A second claimant – this time to the Hassop Estates, not to the earldom – was Mr. Gladwin Cloves Cave, who, in the early 1880’s, came over from Australia and flustered quiet little Hassop by taking forcible possession of the Hall. He claimed that the will made by Dorothy Leslie, Eyre, in 1853 was invalid, because her brother, the eighteenth Earl of Newburgh whom she had succeeded, had settled the estates in favour of his mother’s sisters, Gladwin, from whom Mr Cave was descended. But this deed of settlement was never forthcoming and judgement in the Courts went against the claimant, who was by special injunction restrained from further trespass on the Hassop estates. It has also been held that the assumption of the Earldom of Newburgh by Thomas Eyre and Francis Eyre between 1827 and 1852 was entirely without warrant.

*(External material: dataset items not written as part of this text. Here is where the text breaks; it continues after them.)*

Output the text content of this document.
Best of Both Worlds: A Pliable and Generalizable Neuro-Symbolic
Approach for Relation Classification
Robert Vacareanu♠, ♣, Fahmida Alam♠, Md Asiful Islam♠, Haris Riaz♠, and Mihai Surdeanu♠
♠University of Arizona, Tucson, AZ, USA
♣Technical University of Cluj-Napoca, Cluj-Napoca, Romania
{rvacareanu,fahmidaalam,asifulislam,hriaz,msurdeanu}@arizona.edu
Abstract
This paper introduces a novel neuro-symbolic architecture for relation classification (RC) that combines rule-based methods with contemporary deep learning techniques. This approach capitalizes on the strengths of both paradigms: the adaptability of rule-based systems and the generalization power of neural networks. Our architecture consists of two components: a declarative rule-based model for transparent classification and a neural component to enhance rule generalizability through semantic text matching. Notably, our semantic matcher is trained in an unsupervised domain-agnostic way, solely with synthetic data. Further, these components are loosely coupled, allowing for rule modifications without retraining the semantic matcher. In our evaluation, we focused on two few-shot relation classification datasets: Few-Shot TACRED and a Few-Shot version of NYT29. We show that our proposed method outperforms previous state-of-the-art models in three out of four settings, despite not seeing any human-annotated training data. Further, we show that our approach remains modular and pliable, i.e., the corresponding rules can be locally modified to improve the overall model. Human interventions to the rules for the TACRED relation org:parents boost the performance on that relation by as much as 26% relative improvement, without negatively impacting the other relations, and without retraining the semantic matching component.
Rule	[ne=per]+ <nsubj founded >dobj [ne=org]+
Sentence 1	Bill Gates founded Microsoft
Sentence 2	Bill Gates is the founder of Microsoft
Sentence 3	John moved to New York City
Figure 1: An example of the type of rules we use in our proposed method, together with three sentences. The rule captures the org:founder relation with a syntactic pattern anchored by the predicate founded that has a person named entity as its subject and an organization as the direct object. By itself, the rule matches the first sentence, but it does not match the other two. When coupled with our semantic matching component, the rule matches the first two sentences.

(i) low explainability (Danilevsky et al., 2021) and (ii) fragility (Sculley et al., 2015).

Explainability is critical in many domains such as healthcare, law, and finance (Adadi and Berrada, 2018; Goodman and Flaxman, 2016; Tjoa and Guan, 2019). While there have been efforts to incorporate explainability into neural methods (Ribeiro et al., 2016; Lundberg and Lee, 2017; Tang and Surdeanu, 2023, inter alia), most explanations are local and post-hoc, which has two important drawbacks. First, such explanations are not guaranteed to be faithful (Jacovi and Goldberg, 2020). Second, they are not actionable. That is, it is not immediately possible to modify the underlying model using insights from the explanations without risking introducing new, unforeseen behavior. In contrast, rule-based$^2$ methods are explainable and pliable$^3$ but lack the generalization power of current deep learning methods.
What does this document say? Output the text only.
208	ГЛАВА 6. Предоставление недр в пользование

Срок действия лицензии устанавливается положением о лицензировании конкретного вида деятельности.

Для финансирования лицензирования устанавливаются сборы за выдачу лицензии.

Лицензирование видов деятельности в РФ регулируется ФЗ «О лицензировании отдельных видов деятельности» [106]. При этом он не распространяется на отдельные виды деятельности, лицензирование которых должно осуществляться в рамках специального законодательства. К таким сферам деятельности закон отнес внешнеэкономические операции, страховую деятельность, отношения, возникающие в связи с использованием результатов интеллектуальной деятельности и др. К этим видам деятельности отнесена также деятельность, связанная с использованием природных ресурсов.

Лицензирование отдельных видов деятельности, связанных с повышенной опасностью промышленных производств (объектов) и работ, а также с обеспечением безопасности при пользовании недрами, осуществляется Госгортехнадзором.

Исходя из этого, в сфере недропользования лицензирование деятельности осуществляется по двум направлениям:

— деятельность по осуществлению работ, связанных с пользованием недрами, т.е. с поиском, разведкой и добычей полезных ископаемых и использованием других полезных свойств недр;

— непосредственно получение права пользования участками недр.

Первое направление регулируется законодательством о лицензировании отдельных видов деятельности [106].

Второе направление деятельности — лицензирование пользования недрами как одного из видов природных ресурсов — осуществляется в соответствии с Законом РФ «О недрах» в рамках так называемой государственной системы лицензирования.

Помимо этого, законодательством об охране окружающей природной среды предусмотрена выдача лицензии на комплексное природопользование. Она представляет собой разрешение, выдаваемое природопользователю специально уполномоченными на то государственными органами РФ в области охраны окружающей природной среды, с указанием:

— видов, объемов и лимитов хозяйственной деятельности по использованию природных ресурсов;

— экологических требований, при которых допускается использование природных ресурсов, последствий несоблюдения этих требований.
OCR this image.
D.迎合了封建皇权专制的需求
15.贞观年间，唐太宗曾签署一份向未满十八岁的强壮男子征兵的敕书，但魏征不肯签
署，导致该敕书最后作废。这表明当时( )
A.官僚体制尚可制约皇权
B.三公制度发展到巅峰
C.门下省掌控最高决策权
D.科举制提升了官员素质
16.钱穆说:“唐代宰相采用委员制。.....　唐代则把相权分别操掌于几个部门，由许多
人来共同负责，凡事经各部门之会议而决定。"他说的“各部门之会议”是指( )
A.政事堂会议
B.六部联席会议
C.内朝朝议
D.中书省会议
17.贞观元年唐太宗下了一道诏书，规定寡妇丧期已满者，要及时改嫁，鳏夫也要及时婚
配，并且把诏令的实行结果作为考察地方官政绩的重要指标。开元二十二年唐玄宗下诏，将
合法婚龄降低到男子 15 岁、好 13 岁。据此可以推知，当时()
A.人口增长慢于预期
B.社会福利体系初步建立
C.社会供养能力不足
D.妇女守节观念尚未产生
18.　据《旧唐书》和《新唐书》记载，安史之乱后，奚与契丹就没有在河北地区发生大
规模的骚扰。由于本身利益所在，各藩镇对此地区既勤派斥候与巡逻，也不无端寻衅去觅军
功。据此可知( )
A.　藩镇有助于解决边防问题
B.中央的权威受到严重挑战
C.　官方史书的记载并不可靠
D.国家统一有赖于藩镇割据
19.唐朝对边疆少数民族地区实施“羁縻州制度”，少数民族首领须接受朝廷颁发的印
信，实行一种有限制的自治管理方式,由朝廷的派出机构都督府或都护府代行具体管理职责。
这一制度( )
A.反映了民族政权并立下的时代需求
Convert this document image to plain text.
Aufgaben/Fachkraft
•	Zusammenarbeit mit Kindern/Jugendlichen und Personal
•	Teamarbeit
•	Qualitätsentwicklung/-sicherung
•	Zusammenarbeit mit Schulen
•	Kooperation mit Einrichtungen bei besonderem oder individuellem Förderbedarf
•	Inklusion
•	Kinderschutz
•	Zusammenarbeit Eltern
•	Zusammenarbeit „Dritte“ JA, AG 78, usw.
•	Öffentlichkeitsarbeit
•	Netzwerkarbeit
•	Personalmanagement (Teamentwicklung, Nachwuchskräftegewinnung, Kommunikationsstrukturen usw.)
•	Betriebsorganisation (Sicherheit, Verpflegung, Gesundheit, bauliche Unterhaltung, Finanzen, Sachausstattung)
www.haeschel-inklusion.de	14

In 1857 Maria Bandini Giustiniani was naturalised in Great Britain,
and her claim to be Countess of Newburgh was allowed in 1858. At her death in 1877 she was succeeded by her son as eighth Earl, who was created Prince Giustiniani by Pio Nono.

We have spoken of the unfortunate Earls of Derwentwater who suffered in the Stuart cause; part of the red baize from the scaffold of the Second Earl is still preserved at Hassop Hal, and faded crimson stains tell of the purpose which it served. Not only the Radclyffes but also the Eyres were staunch for the Stuarts. The latter were up to the eyes in the rebellion of the ’45, and a century before in the Civil War Hassop Hall had been garrisoned for the King. Its owner, Colonel Thomas Eyre, raised a troop in 1642, fought in hand-to hand encounter with Cromwell at Edgehall, distinguished himself at Welbeck and the siege of Newark, and, after Naseby, was taken prisoner near Derby and thrown into Derby gaol, where he died in 1645 of wounds and neglect.